Monday, 30 September 2013
The truth of it all
Headlights beaming on my morning commute, the birds rushing overhead as usual. Gentle music humming from the radio. A day of casual chatting and non stop working, a lunch eaten whilst checking the days news. Fruit nibbled throughout the day to silence the rumblings in my belly, the tasty bite of an apple and the juicy, sweet taste of grapes. Numerous cups of tea to quench my thirst. Returning to a warm flat to a boyfriend waiting for me with a hug. We begin to cook dinner, the aroma of a warm and tasty red bolognaise wafting through the house. Chicken sizzling in the oven and the pasta bubbling away on top. The table is cleared, the cutlery laid as we sit down to eat. Gym clothes hung on the back of your chair from a workout yesterday. A relaxing evening of catching up with blogs and friends on social networks. A playlist of chilled out music blasts as the washing up awaits and then bedtime. A warm bed and a soft pillow, and then sleep.
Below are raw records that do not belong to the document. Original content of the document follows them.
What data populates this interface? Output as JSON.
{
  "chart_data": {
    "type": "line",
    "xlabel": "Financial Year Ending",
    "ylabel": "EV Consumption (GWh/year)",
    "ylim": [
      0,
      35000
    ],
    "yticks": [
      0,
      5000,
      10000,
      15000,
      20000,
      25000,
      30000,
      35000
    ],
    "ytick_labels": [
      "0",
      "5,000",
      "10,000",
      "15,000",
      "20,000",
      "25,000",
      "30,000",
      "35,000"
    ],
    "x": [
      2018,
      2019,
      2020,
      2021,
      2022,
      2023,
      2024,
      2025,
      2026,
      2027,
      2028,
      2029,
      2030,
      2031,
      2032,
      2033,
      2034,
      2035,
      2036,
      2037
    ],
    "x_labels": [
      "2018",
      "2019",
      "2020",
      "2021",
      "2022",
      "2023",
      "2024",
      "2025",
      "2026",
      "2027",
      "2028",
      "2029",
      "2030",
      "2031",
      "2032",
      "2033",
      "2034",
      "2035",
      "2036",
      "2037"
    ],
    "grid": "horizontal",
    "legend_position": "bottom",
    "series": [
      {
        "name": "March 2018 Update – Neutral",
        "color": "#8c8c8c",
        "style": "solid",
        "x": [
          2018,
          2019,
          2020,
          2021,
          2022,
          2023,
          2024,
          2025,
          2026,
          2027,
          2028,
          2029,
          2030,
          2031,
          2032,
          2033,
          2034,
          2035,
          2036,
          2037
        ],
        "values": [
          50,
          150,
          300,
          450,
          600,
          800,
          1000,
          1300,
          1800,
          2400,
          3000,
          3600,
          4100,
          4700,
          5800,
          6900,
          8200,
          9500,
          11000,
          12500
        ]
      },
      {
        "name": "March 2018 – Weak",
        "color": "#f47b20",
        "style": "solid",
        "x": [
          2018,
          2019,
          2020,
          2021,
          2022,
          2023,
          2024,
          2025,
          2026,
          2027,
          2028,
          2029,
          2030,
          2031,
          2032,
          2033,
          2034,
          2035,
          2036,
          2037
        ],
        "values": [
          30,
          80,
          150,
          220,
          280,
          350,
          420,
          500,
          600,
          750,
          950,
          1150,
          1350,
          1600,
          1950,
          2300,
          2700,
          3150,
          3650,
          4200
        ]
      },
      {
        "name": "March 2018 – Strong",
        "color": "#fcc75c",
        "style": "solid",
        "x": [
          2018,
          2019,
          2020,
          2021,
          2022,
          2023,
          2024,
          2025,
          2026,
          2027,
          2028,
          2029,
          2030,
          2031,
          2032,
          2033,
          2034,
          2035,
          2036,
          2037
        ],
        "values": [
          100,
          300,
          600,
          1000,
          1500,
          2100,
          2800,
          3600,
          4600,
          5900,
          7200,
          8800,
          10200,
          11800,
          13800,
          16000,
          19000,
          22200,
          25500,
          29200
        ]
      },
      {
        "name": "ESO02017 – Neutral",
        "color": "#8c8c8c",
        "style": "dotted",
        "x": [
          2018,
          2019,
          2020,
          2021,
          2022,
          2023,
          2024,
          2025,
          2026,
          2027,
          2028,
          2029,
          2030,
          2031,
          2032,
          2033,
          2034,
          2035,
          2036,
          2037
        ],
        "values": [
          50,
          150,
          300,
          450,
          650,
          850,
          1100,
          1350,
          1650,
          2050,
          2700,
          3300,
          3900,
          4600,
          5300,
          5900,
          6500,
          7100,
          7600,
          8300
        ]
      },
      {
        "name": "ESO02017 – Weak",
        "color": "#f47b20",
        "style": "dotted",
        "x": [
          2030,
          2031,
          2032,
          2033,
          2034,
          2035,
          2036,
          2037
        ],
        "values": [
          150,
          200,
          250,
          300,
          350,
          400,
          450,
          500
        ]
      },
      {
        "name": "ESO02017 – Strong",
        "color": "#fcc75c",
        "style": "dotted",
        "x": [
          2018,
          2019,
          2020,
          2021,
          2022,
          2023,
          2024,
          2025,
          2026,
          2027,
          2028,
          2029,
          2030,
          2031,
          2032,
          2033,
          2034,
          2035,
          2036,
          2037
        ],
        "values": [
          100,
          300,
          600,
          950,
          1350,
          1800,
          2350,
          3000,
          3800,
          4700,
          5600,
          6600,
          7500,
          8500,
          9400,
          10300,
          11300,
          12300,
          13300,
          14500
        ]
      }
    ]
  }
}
And the reality of it all is true, but there is so much unseen. The morning commute in the rain and 50 minutes stuck in traffic; cars head to tail barely moving. A day at work, same as usual, staring at the computer screen with hardly any time to stop for lunch. I don't mention the cookies I devour, or the chocolate hidden in my drawers because sometimes healthy just doesn't cut it. The reality of coming home to a boyfriend who is there because life threw a curveball and sometimes people who really don't deserve it lose their jobs. And the stress of being the sole earner of the household now, and coming home from a long day at work to find the chores haven't been done and the food shop needs doing. That my red bolognaise came from a jar. That the chicken obviously isn't organic on our shoestring budget. That I got it from the freezer and cooked it whilst spilling red sauce all over the hob. The table is covered in last nights pizza boxes and plates, still not cleared away. We sit and watch tv as we eat our dinner, and after, the plates lay abandoned on the table with the others. The gym clothes need washing after a poor attempt at the 30 day shred that you managed to just about survive through endless gasps and pants. Then, an evening on mindlessly scrolling through facebook and twitter but not doing anything productive. Music blaring, but the washing up still ignored and the flat extremely messy. And then collapsing in to bed to do it all again tomorrow. Monotony.
I often read blogs and wonder about the perfect life that people portray. But I've come to the realisation recently that everyone has a shit time sometimes, but it's not only what you choose to portray and to show, but also how you see it that matters. To overlook the negatives and remember the good things. It's easy to read a post and be jealous of the easiness of their life, their perfect family and pristine house. But there is so much that you don't see, that they don't share, that because it's not written down it suddenly doesnt exist. You don't see the debt they are in, or the other rooms in the house where all the ephemera is now dumped so the space for the photos can look good. You don't see the stresses in their life that they choose not to share. And so, as that famous quote goes, we watch their highlight reel and forget about the behind the scenes. But that's ok. They choose to focus on the good and it's an escape route really. I don't share the ins and outs on my blog, not because I am hiding them but because who really cares if you had a bad commute and a sub par dinner? It's a very small percentage of life that is shown on the internet. Edits and cuts happen to spare you the boring details, but the reality is remembering that nobody has it easy. Nobody's life is full of butterflies and fresh flowers, pruned from their weedless garden. The grass needs cutting and there are slugs on the half eaten lettuces.